Imagine-t-on que 10 à 20 % des bouteilles d'eau minérale aient un goût de chlore ? C'est la proportion d'AOC, vendues en grande surface, que les dégustateurs du suivi en aval de la qualité jugent insatisfaisante. Ces vins sont soit maigres, soit oxydés, soit pollués par des mauvais goûts, souvent de bouchon. Imagine-t-on que 60 % des Français ne comprennent rien aux professionnels du lait quand ils parlent d'UHT ou de demi-écrémé ? D'après un sondage récent, ce sont autant de nos concitoyens qui perdent pied lorsque les sommeliers ou les oenologues parlent du vin. Et l'on s'étonne après cela de perdre des consommateurs ?
Pourtant, il n'y a aucune fatalité à traîner ces deux faiblesses. Personne n'est condamné à produire des vins maigres, oxydés ou pollués par des mauvais goûts. Il faut maîtriser la charge des vignes. Il faut se départir des réticences à lutter contre la pourriture grise.
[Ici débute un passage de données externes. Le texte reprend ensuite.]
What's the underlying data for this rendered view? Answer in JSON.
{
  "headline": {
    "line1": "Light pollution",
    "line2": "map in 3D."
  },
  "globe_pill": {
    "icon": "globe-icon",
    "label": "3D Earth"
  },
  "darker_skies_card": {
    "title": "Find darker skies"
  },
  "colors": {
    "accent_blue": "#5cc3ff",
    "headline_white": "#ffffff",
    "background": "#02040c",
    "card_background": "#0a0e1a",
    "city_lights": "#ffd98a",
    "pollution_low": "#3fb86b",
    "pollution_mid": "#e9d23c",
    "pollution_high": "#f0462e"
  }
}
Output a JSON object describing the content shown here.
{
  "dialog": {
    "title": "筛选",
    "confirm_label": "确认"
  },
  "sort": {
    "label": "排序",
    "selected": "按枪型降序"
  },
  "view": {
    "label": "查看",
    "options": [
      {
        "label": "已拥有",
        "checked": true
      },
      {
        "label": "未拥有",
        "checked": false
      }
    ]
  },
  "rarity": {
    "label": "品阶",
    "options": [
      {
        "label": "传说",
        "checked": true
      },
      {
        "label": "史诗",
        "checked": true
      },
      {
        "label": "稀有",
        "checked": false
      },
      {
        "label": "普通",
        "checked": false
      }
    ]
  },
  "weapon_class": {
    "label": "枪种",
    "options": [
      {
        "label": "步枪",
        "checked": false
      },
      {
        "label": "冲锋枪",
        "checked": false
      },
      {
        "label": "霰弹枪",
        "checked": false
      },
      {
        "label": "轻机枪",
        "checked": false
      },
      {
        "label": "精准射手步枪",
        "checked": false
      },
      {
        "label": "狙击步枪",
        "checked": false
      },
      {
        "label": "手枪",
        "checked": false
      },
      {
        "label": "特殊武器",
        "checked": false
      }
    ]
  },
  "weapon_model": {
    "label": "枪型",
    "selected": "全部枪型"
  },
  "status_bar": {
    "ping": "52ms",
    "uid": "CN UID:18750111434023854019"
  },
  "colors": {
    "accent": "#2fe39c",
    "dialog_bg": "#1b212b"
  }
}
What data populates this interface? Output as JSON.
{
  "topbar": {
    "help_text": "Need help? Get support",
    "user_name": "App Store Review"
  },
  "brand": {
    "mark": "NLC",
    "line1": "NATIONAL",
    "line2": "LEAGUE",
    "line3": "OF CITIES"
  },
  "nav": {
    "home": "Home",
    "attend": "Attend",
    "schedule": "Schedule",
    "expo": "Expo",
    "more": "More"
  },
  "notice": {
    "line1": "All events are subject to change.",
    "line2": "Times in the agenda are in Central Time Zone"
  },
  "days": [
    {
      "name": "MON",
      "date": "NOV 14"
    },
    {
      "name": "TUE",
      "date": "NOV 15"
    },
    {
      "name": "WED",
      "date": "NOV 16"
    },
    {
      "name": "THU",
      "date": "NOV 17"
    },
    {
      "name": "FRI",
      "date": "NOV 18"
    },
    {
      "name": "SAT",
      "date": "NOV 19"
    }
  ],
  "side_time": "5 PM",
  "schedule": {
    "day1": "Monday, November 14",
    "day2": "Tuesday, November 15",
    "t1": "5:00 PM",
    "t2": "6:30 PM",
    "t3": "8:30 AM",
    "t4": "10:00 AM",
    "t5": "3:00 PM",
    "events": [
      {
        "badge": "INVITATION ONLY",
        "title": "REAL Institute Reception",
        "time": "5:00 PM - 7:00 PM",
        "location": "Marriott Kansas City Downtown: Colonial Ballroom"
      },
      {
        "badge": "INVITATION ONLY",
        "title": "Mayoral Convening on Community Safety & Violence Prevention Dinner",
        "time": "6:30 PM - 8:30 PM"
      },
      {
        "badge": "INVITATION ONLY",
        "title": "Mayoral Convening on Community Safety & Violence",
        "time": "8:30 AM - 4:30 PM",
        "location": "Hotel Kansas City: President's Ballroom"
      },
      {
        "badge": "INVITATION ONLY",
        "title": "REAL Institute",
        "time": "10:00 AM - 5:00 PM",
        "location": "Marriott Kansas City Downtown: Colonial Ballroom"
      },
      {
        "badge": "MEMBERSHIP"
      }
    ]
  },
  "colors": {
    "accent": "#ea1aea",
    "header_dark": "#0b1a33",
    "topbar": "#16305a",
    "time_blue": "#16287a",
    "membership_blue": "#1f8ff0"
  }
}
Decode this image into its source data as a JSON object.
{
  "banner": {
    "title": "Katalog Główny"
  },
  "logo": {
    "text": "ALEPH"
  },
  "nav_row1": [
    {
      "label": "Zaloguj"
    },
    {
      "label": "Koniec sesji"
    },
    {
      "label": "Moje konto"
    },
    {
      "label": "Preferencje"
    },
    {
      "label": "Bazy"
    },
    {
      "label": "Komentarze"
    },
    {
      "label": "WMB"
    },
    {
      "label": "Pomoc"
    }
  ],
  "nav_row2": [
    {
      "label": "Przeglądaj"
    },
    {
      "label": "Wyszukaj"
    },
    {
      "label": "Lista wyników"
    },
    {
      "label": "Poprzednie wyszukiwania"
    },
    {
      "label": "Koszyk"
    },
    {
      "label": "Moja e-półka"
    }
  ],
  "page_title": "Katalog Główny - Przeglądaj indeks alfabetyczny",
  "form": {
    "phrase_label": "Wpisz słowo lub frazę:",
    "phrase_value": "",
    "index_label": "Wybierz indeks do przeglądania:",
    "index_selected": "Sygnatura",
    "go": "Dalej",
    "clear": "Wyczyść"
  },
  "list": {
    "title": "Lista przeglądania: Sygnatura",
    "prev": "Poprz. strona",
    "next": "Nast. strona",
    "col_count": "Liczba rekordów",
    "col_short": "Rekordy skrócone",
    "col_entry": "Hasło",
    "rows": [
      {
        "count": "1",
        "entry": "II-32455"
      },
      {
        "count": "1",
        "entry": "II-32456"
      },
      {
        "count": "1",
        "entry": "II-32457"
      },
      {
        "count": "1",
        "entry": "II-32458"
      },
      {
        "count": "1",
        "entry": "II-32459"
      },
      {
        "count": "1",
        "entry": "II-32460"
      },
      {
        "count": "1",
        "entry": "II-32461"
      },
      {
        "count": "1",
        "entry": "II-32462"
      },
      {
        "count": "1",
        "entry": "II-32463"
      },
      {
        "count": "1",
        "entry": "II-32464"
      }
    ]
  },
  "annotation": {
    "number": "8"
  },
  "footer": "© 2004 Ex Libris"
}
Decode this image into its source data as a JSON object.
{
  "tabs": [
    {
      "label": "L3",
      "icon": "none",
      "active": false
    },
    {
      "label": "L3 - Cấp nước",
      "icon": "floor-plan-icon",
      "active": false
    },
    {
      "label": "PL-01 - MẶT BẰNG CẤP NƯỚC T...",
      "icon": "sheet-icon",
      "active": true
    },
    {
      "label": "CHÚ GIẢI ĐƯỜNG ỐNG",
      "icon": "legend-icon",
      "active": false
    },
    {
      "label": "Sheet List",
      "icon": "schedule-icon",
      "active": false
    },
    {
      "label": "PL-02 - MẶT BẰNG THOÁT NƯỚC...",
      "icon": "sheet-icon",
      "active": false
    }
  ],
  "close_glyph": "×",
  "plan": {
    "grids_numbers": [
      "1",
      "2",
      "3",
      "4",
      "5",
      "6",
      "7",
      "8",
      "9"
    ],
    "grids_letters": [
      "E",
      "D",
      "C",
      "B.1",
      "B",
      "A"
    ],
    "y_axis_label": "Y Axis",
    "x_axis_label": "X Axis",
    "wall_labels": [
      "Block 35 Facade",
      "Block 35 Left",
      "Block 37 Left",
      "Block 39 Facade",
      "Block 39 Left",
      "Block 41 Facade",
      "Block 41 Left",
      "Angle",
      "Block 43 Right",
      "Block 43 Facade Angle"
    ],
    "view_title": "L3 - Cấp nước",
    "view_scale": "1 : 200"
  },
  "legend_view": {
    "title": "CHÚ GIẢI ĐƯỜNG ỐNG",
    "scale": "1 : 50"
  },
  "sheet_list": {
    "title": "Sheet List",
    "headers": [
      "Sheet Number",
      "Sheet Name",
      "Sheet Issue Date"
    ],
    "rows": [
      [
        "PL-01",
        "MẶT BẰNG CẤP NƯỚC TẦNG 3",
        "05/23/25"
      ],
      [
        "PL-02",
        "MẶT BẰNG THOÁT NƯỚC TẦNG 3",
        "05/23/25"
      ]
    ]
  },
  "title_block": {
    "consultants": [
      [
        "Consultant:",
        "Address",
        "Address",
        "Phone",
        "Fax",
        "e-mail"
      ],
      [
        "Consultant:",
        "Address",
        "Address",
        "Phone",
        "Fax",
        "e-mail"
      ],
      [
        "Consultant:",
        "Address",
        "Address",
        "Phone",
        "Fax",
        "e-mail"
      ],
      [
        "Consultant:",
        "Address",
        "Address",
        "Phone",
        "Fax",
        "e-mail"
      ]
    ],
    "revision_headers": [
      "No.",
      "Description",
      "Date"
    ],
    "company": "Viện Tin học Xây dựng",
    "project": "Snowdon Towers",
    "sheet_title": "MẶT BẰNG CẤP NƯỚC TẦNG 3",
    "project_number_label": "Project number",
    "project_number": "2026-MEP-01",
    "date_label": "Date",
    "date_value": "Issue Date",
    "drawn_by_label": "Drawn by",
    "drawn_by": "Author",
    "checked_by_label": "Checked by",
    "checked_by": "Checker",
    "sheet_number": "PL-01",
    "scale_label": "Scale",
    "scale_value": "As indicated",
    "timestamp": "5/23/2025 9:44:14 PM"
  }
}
Il faut sulfiter sans excès, mais sans hésitation non plus, car le SO 2 est moins dangereux que certains ont bien voulu le dire. Rien de tout cela n'est infaisable, pour peu que l'on s'attache davantage aux faits qu'à une vision idéale de la nature. La maîtrise des défauts liés aux bouchons est moins évidente. Il faudra soumettre les bouchonniers à une pression croissante afin qu'ils continuent de progresser. Pour soigner notre manque de simplicité, nos concurrents du Nouveau Monde nous montrent la voie : ils se contentent de communiquer sur le cépage et la marque des vins destinés aux marchés de masse. Ils annoncent ainsi un style et en garantissent la régularité.
Et cela suffit à un large public et n'empêche pas des amateurs, plus curieux ou plus sophistiqués, de réclamer de la diversité telle qu'en proposent les AOC ou certains vins de pays. Avons-nous les moyens de continuer à l'ignorer ? Non, sauf à se préparer à de nouveaux arrachages.